After an hour or so, Kristen and I collapsed on a curb near Music Row. The string quartet was still playing, offering an ironic air of elite civility to the gruff scene. As I reviewed some of the textural footage in camera, she asked if I felt that I had enough to piece something together. My mind ran through all potential permutations of visuals and messaging, and no matter how I shuffled the content in my mind, I couldn’t align it into a sensible narrative.

As I was in the process of stumbling through a response, we were jarred by the explosive sound of a distorted megaphone. Three feet beyond the jagged boundary of the encampment was an angry old man waving around a paperback bible. The base of a lamp post was his pulpit as he seethed scripture. The shock of the percussive introduction was intentional, as those in the immediate vicinity reacted as if an explosive device had been detonated. The string quartet slipped in their performance, taking a moment to find their unity. After only a few moments, they realized it was a losing battle and packed up their instruments.

College students approached the man with the megaphone. They did not ask him to leave. They did not insult him. They not exhibit any hostility. They found gaps in the self-appointed preacher’s sermon to ask him his purpose. He disregarded them and continued his recitation.

The recitation gave way to pontificating about the evils of the world. The evils of socialism. The evils of homosexuality. It was comically cliché. Kristen, annoyed, tugged at my arm. The nasally timbre of the megaphone acted like a noxious gas, and the patrons of Music Row scattered. At the introduction of conflict, I dug in, instinctively grabbing my camera.

A few of the patrons consulted law enforcement officers posted around the camp. I couldn’t hear the dialog, but I imagine that the officers‘ apathetic shrugs accompanied verbiage about the double edged sword of civil unrest. “Don’t complain about someone’s disruption of your disruptive demonstration.”

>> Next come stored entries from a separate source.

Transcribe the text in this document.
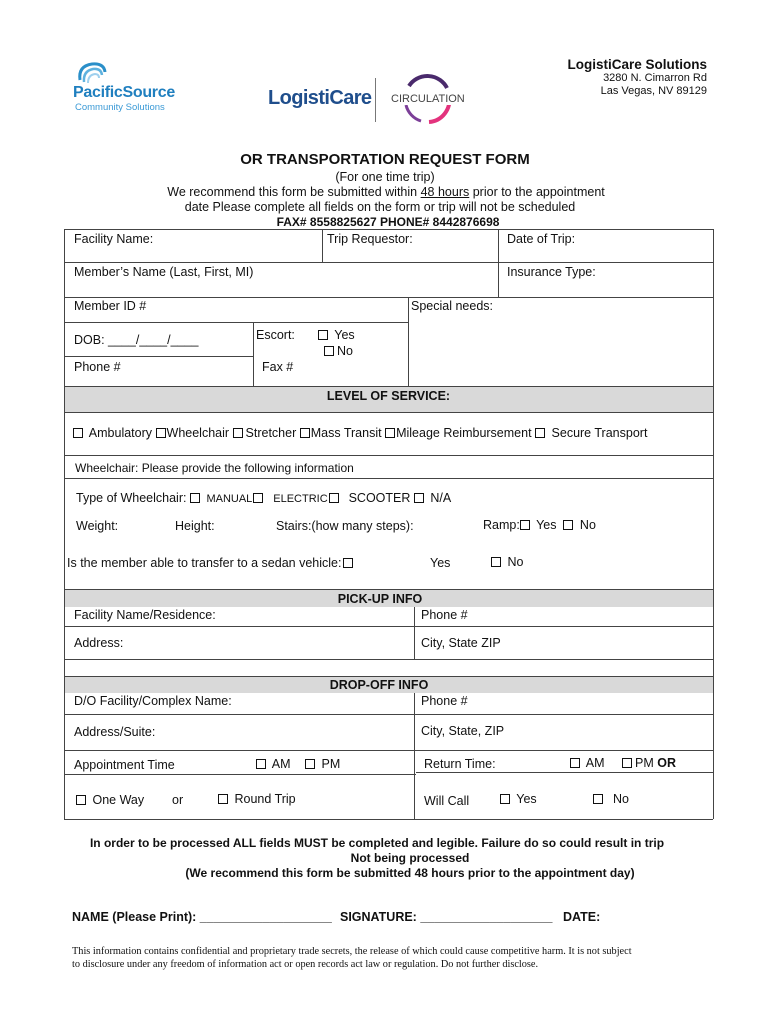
PacificSource
Community Solutions	LogistiCare CIRCULATION
LogistiCare Solutions
3280 N. Cimarron Rd
Las Vegas, NV 89129
OR TRANSPORTATION REQUEST FORM
(For one time trip)
We recommend this form be submitted within 48 hours prior to the appointment
date Please complete all fields on the form or trip will not be scheduled
FAX# 8558825627 PHONE# 8442876698
Facility Name:	Trip Requestor:	Date of Trip:
Member’s Name (Last, First, MI)	Insurance Type:
Member ID #	Special needs:
DOB: ____/____/____	Escort:	Yes
No
Phone #	Fax #
LEVEL OF SERVICE:
Ambulatory Wheelchair Stretcher Mass Transit Mileage Reimbursement Secure Transport
Wheelchair: Please provide the following information
Type of Wheelchair: MANUAL ELECTRIC SCOOTER N/A
Weight:	Height:	Stairs:(how many steps):	Ramp: Yes No
Is the member able to transfer to a sedan vehicle:	Yes	No
PICK-UP INFO
Facility Name/Residence:	Phone #
Address:	City, State ZIP
DROP-OFF INFO
D/O Facility/Complex Name:	Phone #
Address/Suite:	City, State, ZIP
Appointment Time	AM	PM	Return Time:	AM	PM OR
One Way or	Round Trip	Will Call	Yes	No
In order to be processed ALL fields MUST be completed and legible. Failure do so could result in trip
Not being processed
(We recommend this form be submitted 48 hours prior to the appointment day)
NAME (Please Print): ___________________ SIGNATURE: ___________________ DATE:
This information contains confidential and proprietary trade secrets, the release of which could cause competitive harm. It is not subject
to disclosure under any freedom of information act or open records act law or regulation. Do not further disclose.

Preacher’s voice echoed off the skyscrapers, ominously filling the entire space. He seemed less interested in true evangelism, and more interested in draping a dark, demotivational cowl over the mood. He was occupying Occupy. He was interrupting the interrupters. And while I hated every ignorant thing emitting from his mouth, he had become a point of focus. He had my attention. He had everyone’s attention. Civil appeals to his empathy did not prompt him to stop. Angry ad hominem attacks didn’t move him at all.

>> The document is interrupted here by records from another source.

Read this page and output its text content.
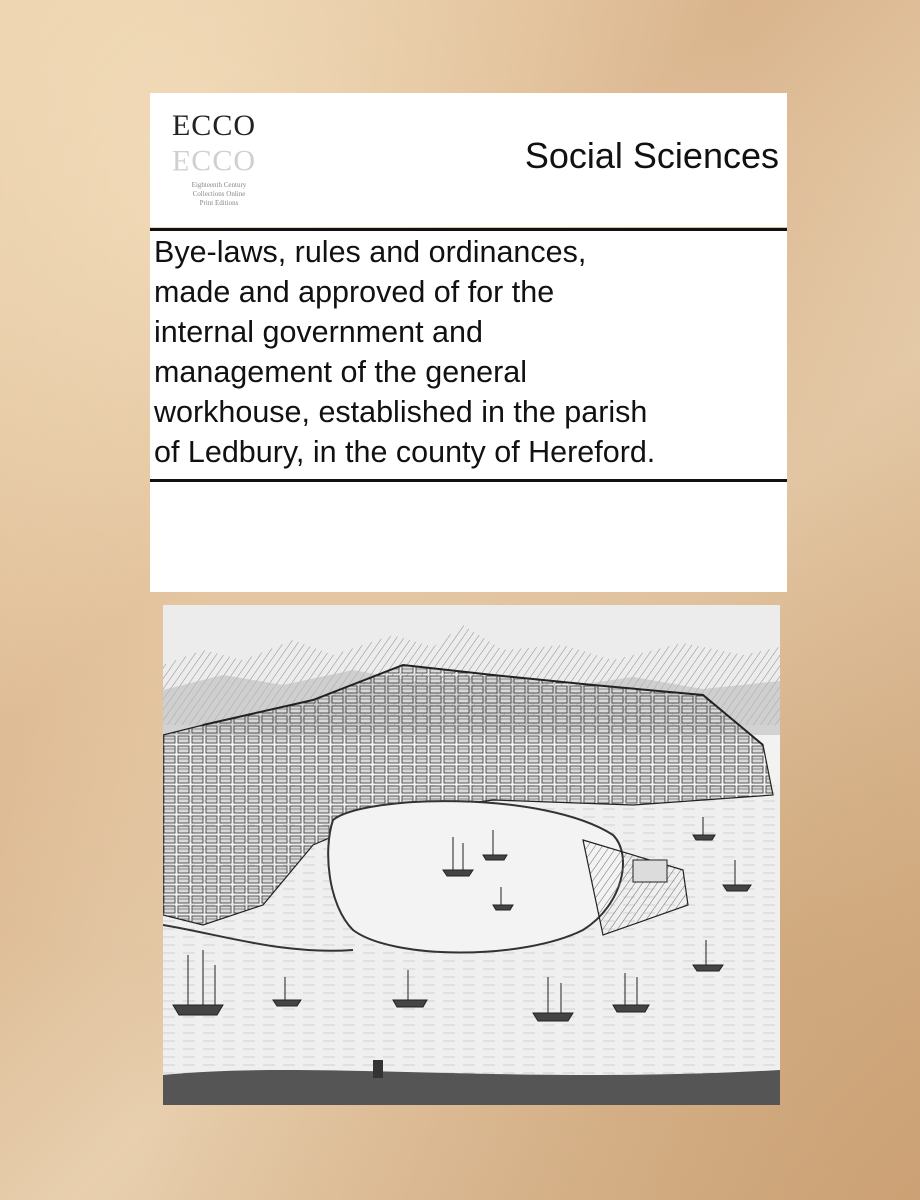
ECCO
ECCO
Eighteenth Century
Collections Online
Print Editions
Social Sciences
Bye-laws, rules and ordinances,
made and approved of for the
internal government and
management of the general
workhouse, established in the parish
of Ledbury, in the county of Hereford.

The young violinist from the disbanded quartet stepped in front of him. With a somber but determined expression, she put her instrument to her chin and began to draw on her bow. The lyrical sound was buried beneath his relentless aural attack, but she remained unphased. She was soon joined by her cellist. Still, the duo was completely drowned out.

Then the accordion player with the hipster mustache joined them, awkwardly dancing around the preacher’s urban pulpit. The mournful squeals gave strength to the cause, matching the harshness of the megaphone. Within three minutes, an entire brass ensemble had their horns blasting sarcastic melodies in his direction. The bucket drummer started a drum circle right at the man’s feet, joined by dozens of demonstrators. The bizarre and unlikely instrumentation congealed into the weirdest sort of consonant symphony. They subconsciously agreed upon a key and took turns riffing embellishments over a repetitive melody.


This wasn’t a structured, formal, symphonic orchestration. It was emotive, improvisational jazz. It was fluid. It was reactionary. It was complex and iterative. It was a series of voices with different tenor combining in solidarity to create something commanding. The realization of that parallel brought the entire Occupy movement into clear focus for me. This was the story that I needed to tell.

Within ten minutes, the sound of the megaphone disappeared beneath the impromptu ensemble. Ten minutes later, Preacher descended from his post and left the scene. Since this was triumph, I expected cheers. But there were none. In fact, I’m not sure anyone even noticed, and if anyone had noticed, they no longer cared. Those who had gathered to combat ignorance had become enveloped instead in the new constructive thing that had outshined and survived it.